A palavra tibetana tendrel significa interação, interconexão, inter-relação, interdependência, ou fatores interdependentes. Todas as coisas, todas as nossas experiências, são o tendrel, o que quer dizer são eventos que existem por causa do relacionamento entre fatores inter-relacionados. Esta idéia é essencial para a compreensão do Dharma em geral e, em particular, para a compreensão de como a mente transmigra na existência cíclica.

Para compreender o que o é o tendrel, ou surgimento dependente, vamos pegar um exemplo. Quando você ouve o som de um sino, pergunte a você mesmo: o que faz o som? É o corpo do sino, o badalo, a mão que move o sino para cá e para lá, ou os ouvidos que escutam o som? Nenhum destes fatores produz sozinho o som; ele resulta da interação de todos estes fatores. Todos os elementos são necessários para o som do sino ser percebido, e eles não são uma sucessão, são simultâneos. O som é um evento cuja existência depende da interação daqueles elementos; isso é o tendrel.

Similarmente, todas as vidas condicionadas, todos os fenômenos do samsara, resultam de uma multiplicidade de interações que pertencem aos doze elos do surgimento dependente. Estes doze fatores dão origem uns aos outros, mutuamente. Não é que cada fator faz o próximo ocorrer, sucessivamente; como no exemplo do sino, eles são simultâneos, coexistentes. Para produzir uma existência condicionada, é necessário que os doze fatores estejam presentes ao mesmo tempo. O cativeiro de causas e resultados destes fatores interdependentes, que geram a ilusão, é a ação do samsara. Tudo dentro do samsara é o inter-relacionamento karmicamente condicionado; todas as nossas experiências são tendrel. A verdade das aparências criadas pelo cativeiro dos surgimentos dependentes é a verdade convencional ou dualista. É assim que ordinariamente vivemos: governados pelo karma. A natureza vazia do que existe no nível relativo é o que chamamos de verdade última.
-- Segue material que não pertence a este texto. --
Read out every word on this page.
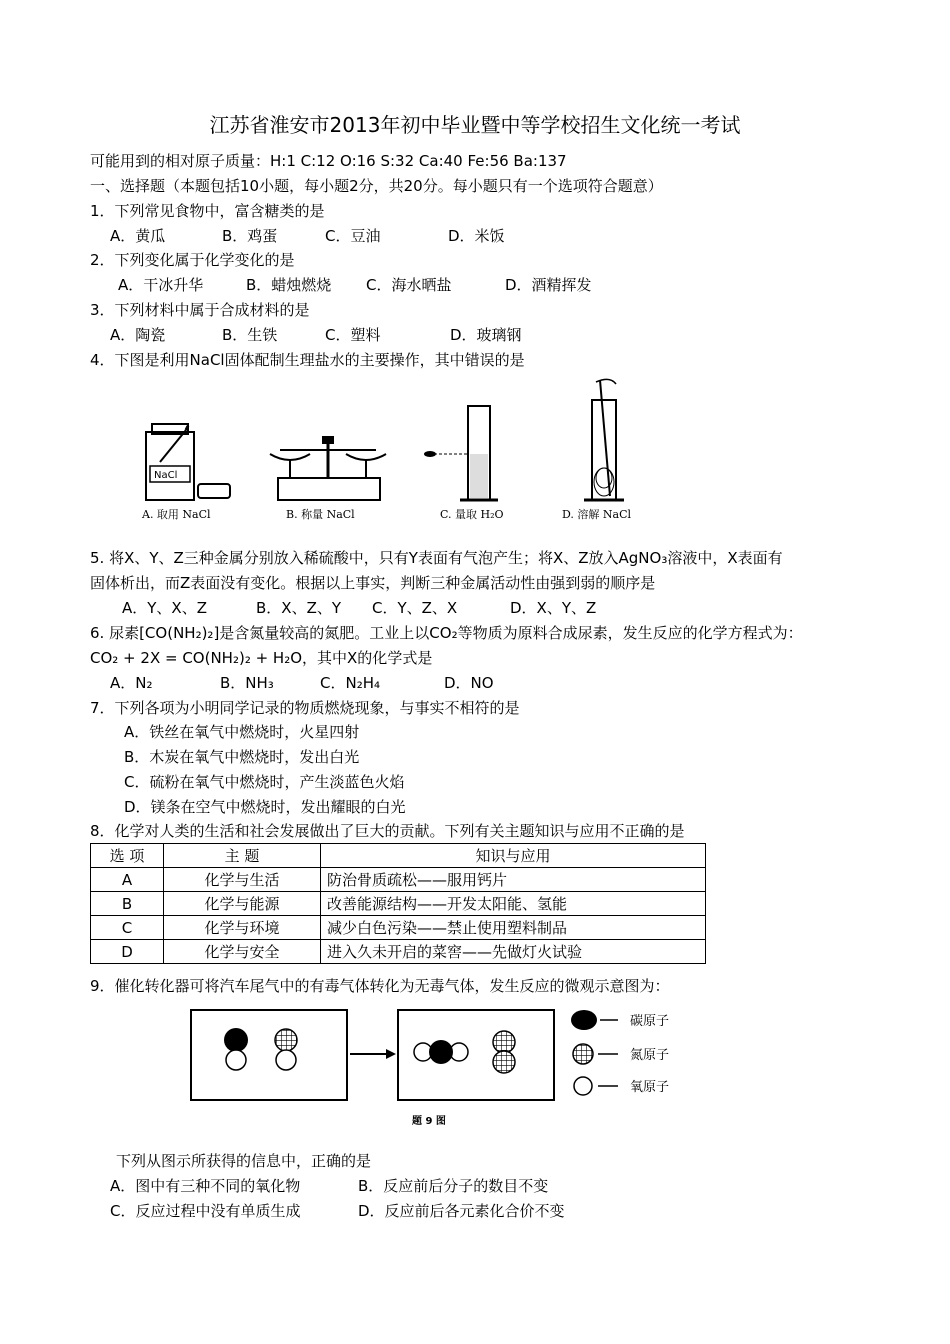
江苏省淮安市2013年初中毕业暨中等学校招生文化统一考试
可能用到的相对原子质量：H:1 C:12 O:16 S:32 Ca:40 Fe:56 Ba:137
一、选择题（本题包括10小题，每小题2分，共20分。每小题只有一个选项符合题意）
1．下列常见食物中，富含糖类的是
A．黄瓜	B．鸡蛋	C．豆油	D．米饭
2．下列变化属于化学变化的是
A．干冰升华	B．蜡烛燃烧 C．海水晒盐	D．酒精挥发
3．下列材料中属于合成材料的是
A．陶瓷	B．生铁	C．塑料	D．玻璃钢
4．下图是利用NaCl固体配制生理盐水的主要操作，其中错误的是
NaCl
A. 取用 NaCl	B. 称量 NaCl	C. 量取 H₂O	D. 溶解 NaCl
5. 将X、Y、Z三种金属分别放入稀硫酸中，只有Y表面有气泡产生；将X、Z放入AgNO₃溶液中，X表面有
固体析出，而Z表面没有变化。根据以上事实，判断三种金属活动性由强到弱的顺序是
A．Y、X、Z	B．X、Z、Y C．Y、Z、X	D．X、Y、Z
6. 尿素[CO(NH₂)₂]是含氮量较高的氮肥。工业上以CO₂等物质为原料合成尿素，发生反应的化学方程式为：
CO₂ + 2X = CO(NH₂)₂ + H₂O，其中X的化学式是
A．N₂	B．NH₃	C．N₂H₄	D．NO
7．下列各项为小明同学记录的物质燃烧现象，与事实不相符的是
A．铁丝在氧气中燃烧时，火星四射
B．木炭在氧气中燃烧时，发出白光
C．硫粉在氧气中燃烧时，产生淡蓝色火焰
D．镁条在空气中燃烧时，发出耀眼的白光
8．化学对人类的生活和社会发展做出了巨大的贡献。下列有关主题知识与应用不正确的是
选 项	主 题	知识与应用
A	化学与生活	防治骨质疏松——服用钙片
B	化学与能源	改善能源结构——开发太阳能、氢能
C	化学与环境	减少白色污染——禁止使用塑料制品
D	化学与安全	进入久未开启的菜窖——先做灯火试验
9．催化转化器可将汽车尾气中的有毒气体转化为无毒气体，发生反应的微观示意图为：
碳原子
氮原子
氧原子
题 9 图
下列从图示所获得的信息中，正确的是
A．图中有三种不同的氧化物	B．反应前后分子的数目不变
C．反应过程中没有单质生成	D．反应前后各元素化合价不变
Compreender verdadeiramente o surgimento dependente nos permite ir além do condicionamento do nível relativo, ou convencional, e atingir a paz e a liberdade da incondicionalidade. Quando você compreende completamente o surgimento dependente, você também compreende a vacuidade. E isso é a liberdade.

Portanto, a sabedoria, ou conhecimento, não está fundamentalmente separada da ilusão. Isso porque muitas vezes é dito que o samsara e o nirvana não são diferentes, e que uma forma de sabedoria é latente na ignorância. A lógica e a razão conduzem definitivamente a estas afirmações, que parecem ser contraditórias e ilógicas. A lógica e a razão podem ir até o infinito. Elas são parte do processo do samsara e conduzem definitivamente a contradições. Mesmo assim, já que são ferramentas que podem trazer a realização da verdade, elas são úteis e não devem ser rejeitadas, apesar delas serem eventualmente liberadas no momento da realização da vacuidade.

Mas tenha cuidado. A compreensão correta da vacuidade não é, de qualquer modo, niilista. Se decidirmos que todo é vazio e sem realidade, que o estado de buddha não tem existência real, que a causalidade kármica é vazia e que portanto não há razão para preocupação, isto seria uma visão niilista, pior até do que a visão que considera as coisas relativas como sendo verdadeiramente existentes. As concepções niilistas são um erro mais sério do que a concepção realista que considera os fenômenos como se existissem como aparecem.

A compreensão correta da vacuidade está entre os dois extremos do eternalismo (acreditar que as coisas sejam inerentemente ou verdadeiramente existentes) e o niilismo (acreditar que elas não existem). A visão do caminho do meio elimina as idéias errôneas e nos permite ir, definitivamente, para além das noções conceitualizadas sobre a realidade. Mas tome cuidado: imaginar a vacuidade fecha a porta para a iluminação.

O grande detentor da linhagem, Saraha, disse: "Considerar o mundo como sendo real é uma atitude brutal. Considera-lo como irreal é ainda mais selvagem".

E Nagarjuna disse: "Aqueles que apenas imaginam a vacuidade são incuráveis".